Sicurezza a rischio e mancanza di risorse, la Polizia manifesta: “Servono fondi per la sede della Questura”

In concomitanza con la manifestazione nazionale, anche a Lecce il Sindacato di Polizia Coisp protesta, evidenziando la mancanza di risorse e lo stato in cui versa la Questura del capoluogo.

Risorse e sicurezza dei cittadini, prima di tutto. Nel giorno della manifestazione nazionale indetta dal Coordinamento per l’Indipendenza Sindacale delle Forze di Polizia, la protesta arriva anche nel capoluogo salentino, dove alle questioni nazionali si aggiungono, inevitabilmente, i problemi locali.

Al centro delle richieste del sindacato delle forze dell’ordine, prima di tutto l’erogazione di fondi che fino ad ora sono mancati, per consentire agli uomini in divisa di svolgere il proprio lavoro in maniera adeguata. In concomitanza con l’appuntamento in piazza Montecitorio a Roma, una delegazione del Sindacato di Polizia si è riunita davanti alla Prefettura di Lecce per unirsi al coro di protesta.

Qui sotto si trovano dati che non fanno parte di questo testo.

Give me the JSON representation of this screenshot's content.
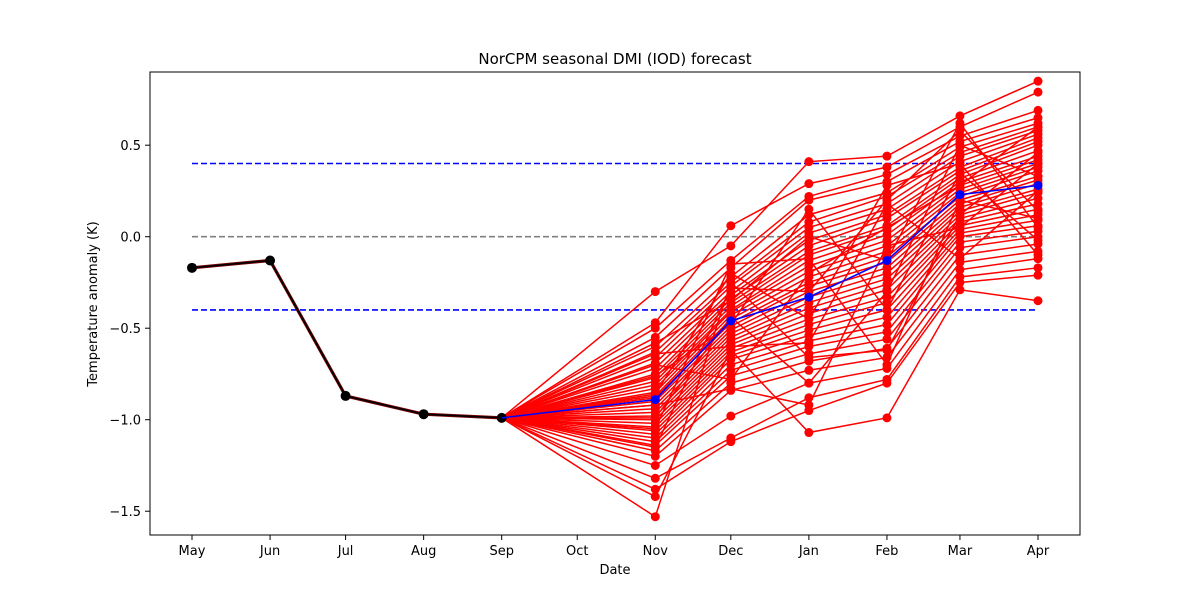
{
  "chart_data": {
    "type": "line",
    "title": "NorCPM seasonal DMI (IOD) forecast",
    "xlabel": "Date",
    "ylabel": "Temperature anomaly (K)",
    "categories": [
      "May",
      "Jun",
      "Jul",
      "Aug",
      "Sep",
      "Oct",
      "Nov",
      "Dec",
      "Jan",
      "Feb",
      "Mar",
      "Apr"
    ],
    "x_dates": [
      "2023-05",
      "2023-06",
      "2023-07",
      "2023-08",
      "2023-09",
      "2023-10",
      "2023-11",
      "2023-12",
      "2024-01",
      "2024-02",
      "2024-03",
      "2024-04"
    ],
    "ylim": [
      -1.63,
      0.9
    ],
    "yticks": [
      -1.5,
      -1.0,
      -0.5,
      0.0,
      0.5
    ],
    "ytick_labels": [
      "−1.5",
      "−1.0",
      "−0.5",
      "0.0",
      "0.5"
    ],
    "grid": false,
    "observed": {
      "color": "#000000",
      "x": [
        "2023-05-01",
        "2023-06-01",
        "2023-07-01",
        "2023-08-01",
        "2023-09-01"
      ],
      "values": [
        -0.17,
        -0.13,
        -0.87,
        -0.97,
        -0.99
      ]
    },
    "forecast_start": {
      "x": "2023-09-01",
      "value": -0.99
    },
    "ensemble": {
      "color": "#ff0000",
      "x": [
        "2023-11-01",
        "2023-12-01",
        "2024-01-01",
        "2024-02-01",
        "2024-03-01",
        "2024-04-01"
      ],
      "members": [
        [
          -0.3,
          -0.05,
          0.41,
          0.44,
          0.66,
          0.85
        ],
        [
          -0.47,
          0.06,
          0.29,
          0.38,
          0.6,
          0.79
        ],
        [
          -0.5,
          -0.13,
          0.22,
          0.34,
          0.55,
          0.69
        ],
        [
          -0.55,
          -0.17,
          0.2,
          0.3,
          0.52,
          0.65
        ],
        [
          -0.6,
          -0.22,
          0.12,
          0.24,
          0.49,
          0.62
        ],
        [
          -0.63,
          -0.25,
          0.08,
          0.22,
          0.46,
          0.6
        ],
        [
          -0.66,
          -0.27,
          0.05,
          0.18,
          0.44,
          0.58
        ],
        [
          -0.69,
          -0.3,
          0.02,
          0.15,
          0.41,
          0.56
        ],
        [
          -0.72,
          -0.32,
          -0.02,
          0.12,
          0.38,
          0.54
        ],
        [
          -0.75,
          -0.34,
          -0.05,
          0.1,
          0.36,
          0.52
        ],
        [
          -0.77,
          -0.36,
          -0.08,
          0.06,
          0.34,
          0.5
        ],
        [
          -0.79,
          -0.38,
          -0.1,
          0.04,
          0.32,
          0.47
        ],
        [
          -0.81,
          -0.4,
          -0.13,
          0.01,
          0.3,
          0.44
        ],
        [
          -0.83,
          -0.41,
          -0.16,
          -0.02,
          0.28,
          0.42
        ],
        [
          -0.85,
          -0.43,
          -0.19,
          -0.05,
          0.26,
          0.4
        ],
        [
          -0.87,
          -0.45,
          -0.22,
          -0.08,
          0.24,
          0.38
        ],
        [
          -0.88,
          -0.47,
          -0.25,
          -0.11,
          0.22,
          0.36
        ],
        [
          -0.9,
          -0.49,
          -0.27,
          -0.14,
          0.2,
          0.33
        ],
        [
          -0.92,
          -0.51,
          -0.3,
          -0.17,
          0.18,
          0.31
        ],
        [
          -0.94,
          -0.53,
          -0.33,
          -0.2,
          0.16,
          0.29
        ],
        [
          -0.96,
          -0.55,
          -0.36,
          -0.23,
          0.14,
          0.26
        ],
        [
          -0.98,
          -0.57,
          -0.39,
          -0.26,
          0.12,
          0.24
        ],
        [
          -1.0,
          -0.59,
          -0.42,
          -0.29,
          0.1,
          0.21
        ],
        [
          -1.02,
          -0.61,
          -0.45,
          -0.33,
          0.08,
          0.18
        ],
        [
          -1.04,
          -0.63,
          -0.48,
          -0.36,
          0.06,
          0.15
        ],
        [
          -1.06,
          -0.65,
          -0.51,
          -0.4,
          0.04,
          0.12
        ],
        [
          -1.08,
          -0.67,
          -0.54,
          -0.44,
          0.02,
          0.09
        ],
        [
          -1.1,
          -0.7,
          -0.57,
          -0.48,
          0.0,
          0.06
        ],
        [
          -1.12,
          -0.73,
          -0.6,
          -0.52,
          -0.03,
          0.03
        ],
        [
          -1.14,
          -0.76,
          -0.64,
          -0.56,
          -0.06,
          0.0
        ],
        [
          -1.17,
          -0.8,
          -0.68,
          -0.61,
          -0.1,
          -0.04
        ],
        [
          -1.2,
          -0.84,
          -0.73,
          -0.66,
          -0.14,
          -0.08
        ],
        [
          -1.25,
          -0.98,
          -0.8,
          -0.72,
          -0.18,
          -0.12
        ],
        [
          -1.32,
          -1.1,
          -0.88,
          -0.78,
          -0.22,
          -0.17
        ],
        [
          -1.38,
          -1.12,
          -0.95,
          -0.8,
          -0.25,
          -0.21
        ],
        [
          -1.42,
          -0.62,
          -1.07,
          -0.99,
          -0.29,
          -0.35
        ],
        [
          -1.53,
          -0.25,
          -0.66,
          -0.62,
          0.12,
          0.46
        ],
        [
          -0.58,
          -0.35,
          0.0,
          -0.13,
          0.62,
          0.05
        ],
        [
          -0.7,
          -0.78,
          -0.2,
          0.05,
          0.28,
          0.6
        ],
        [
          -0.86,
          -0.2,
          -0.45,
          0.28,
          0.4,
          -0.1
        ],
        [
          -0.99,
          -0.44,
          -0.8,
          -0.3,
          0.5,
          0.33
        ],
        [
          -1.05,
          -0.15,
          -0.12,
          -0.7,
          0.2,
          0.1
        ],
        [
          -0.64,
          -0.6,
          -0.58,
          0.18,
          -0.12,
          0.25
        ],
        [
          -0.76,
          -0.48,
          0.15,
          -0.4,
          0.35,
          -0.02
        ],
        [
          -0.92,
          -0.83,
          -0.92,
          -0.05,
          0.05,
          0.4
        ],
        [
          -1.15,
          -0.28,
          -0.3,
          0.2,
          0.58,
          0.14
        ]
      ]
    },
    "ensemble_mean": {
      "color": "#0000ff",
      "x": [
        "2023-11-01",
        "2023-12-01",
        "2024-01-01",
        "2024-02-01",
        "2024-03-01",
        "2024-04-01"
      ],
      "values": [
        -0.89,
        -0.46,
        -0.33,
        -0.13,
        0.23,
        0.28
      ]
    },
    "reference_lines": [
      {
        "y": 0.4,
        "color": "#0000ff",
        "style": "dashed"
      },
      {
        "y": -0.4,
        "color": "#0000ff",
        "style": "dashed"
      },
      {
        "y": 0.0,
        "color": "#808080",
        "style": "dashed"
      }
    ],
    "reference_x_range": [
      "2023-05-01",
      "2024-04-01"
    ]
  }
}
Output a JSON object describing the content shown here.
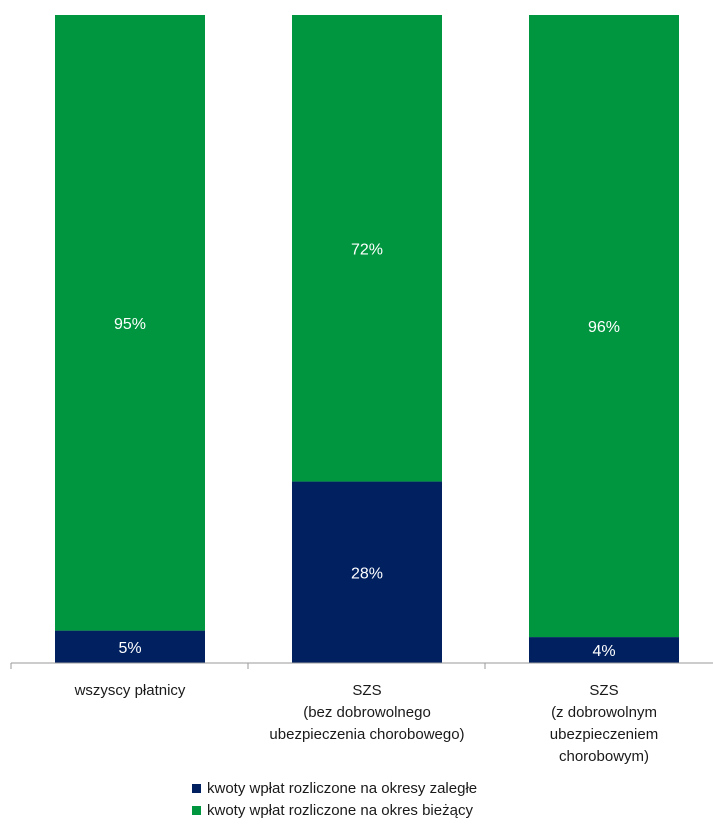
{
  "chart_data": {
    "type": "bar",
    "stacked": true,
    "normalized": true,
    "ylim": [
      0,
      100
    ],
    "grid": false,
    "legend_position": "bottom",
    "categories": [
      [
        "wszyscy płatnicy"
      ],
      [
        "SZS",
        "(bez dobrowolnego",
        "ubezpieczenia chorobowego)"
      ],
      [
        "SZS",
        "(z dobrowolnym",
        "ubezpieczeniem",
        "chorobowym)"
      ]
    ],
    "series": [
      {
        "name": "kwoty wpłat rozliczone na okresy zaległe",
        "color": "#002060",
        "values": [
          5,
          28,
          4
        ],
        "labels": [
          "5%",
          "28%",
          "4%"
        ]
      },
      {
        "name": "kwoty wpłat rozliczone na okres bieżący",
        "color": "#00963f",
        "values": [
          95,
          72,
          96
        ],
        "labels": [
          "95%",
          "72%",
          "96%"
        ]
      }
    ]
  }
}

A scatenare le perplessità che hanno portato alla manifestazione di oggi, tra le altre cose, c’è l’assenza di stanziamenti adeguati per il comparto sicurezza nella manovra finanziaria del governo giallorosso. Non solo, dunque, l’organico a disposizione della Polizia di Stato è sottodimensionato, ma anche la tutela del cittadino è a rischio. Sul tavolo della protesta, anche il blocco degli aumenti contrattuali degli ultimi 10 anni, lo stanziamento di risorse economiche per pagare il lavoro straordinario dei poliziotti dell’ultimo anno, l’introduzione di leggi che non consentano di restare impuniti a chi aggredisce, offende o minaccia gli appartenenti alle forze dell’ordine, lo stanziamento di risorse per l’equipaggiamento degli uomini in divisa.

Tutela per i poliziotti e tutela per i cittadini, dunque. Sono questi gli obiettivi della manifestazione nazionale di questa mattina, che, inevitabilmente, si intreccia con le questioni locali. “A Lecce – dichiara il Segretario regionale Coisp Francesco Ragusa – gli uffici della Questura versano in condizioni probabilmente ormai inidonee ad ospitare il lavoro degli operatori, per non parlare degli utenti che vi si recano per necessità di ricevere servizi essenziali.”

Una questione ben nota ai leccesi che riguarda la costruzione della nuova sede della Questura del capoluogo salentino, in fase di stallo da ormai troppi anni. “Su chi ha il dovere di affrontare determinate situazioni, non ultimo i sindacati, ricade una doppia responsabilità – continua il segretario regionale – da un lato quella di segnalare al fine di inibire l’accesso a determinati locali, dall’ altro quella di sottrarre ulteriori spazi ad operatori ed utenti col rischio di interrompere servizi essenziali; il tutto nonostante da decenni i vari governi succedutisi non hanno garantito i fondi necessari a sostenere il progetto della nuova Questura”.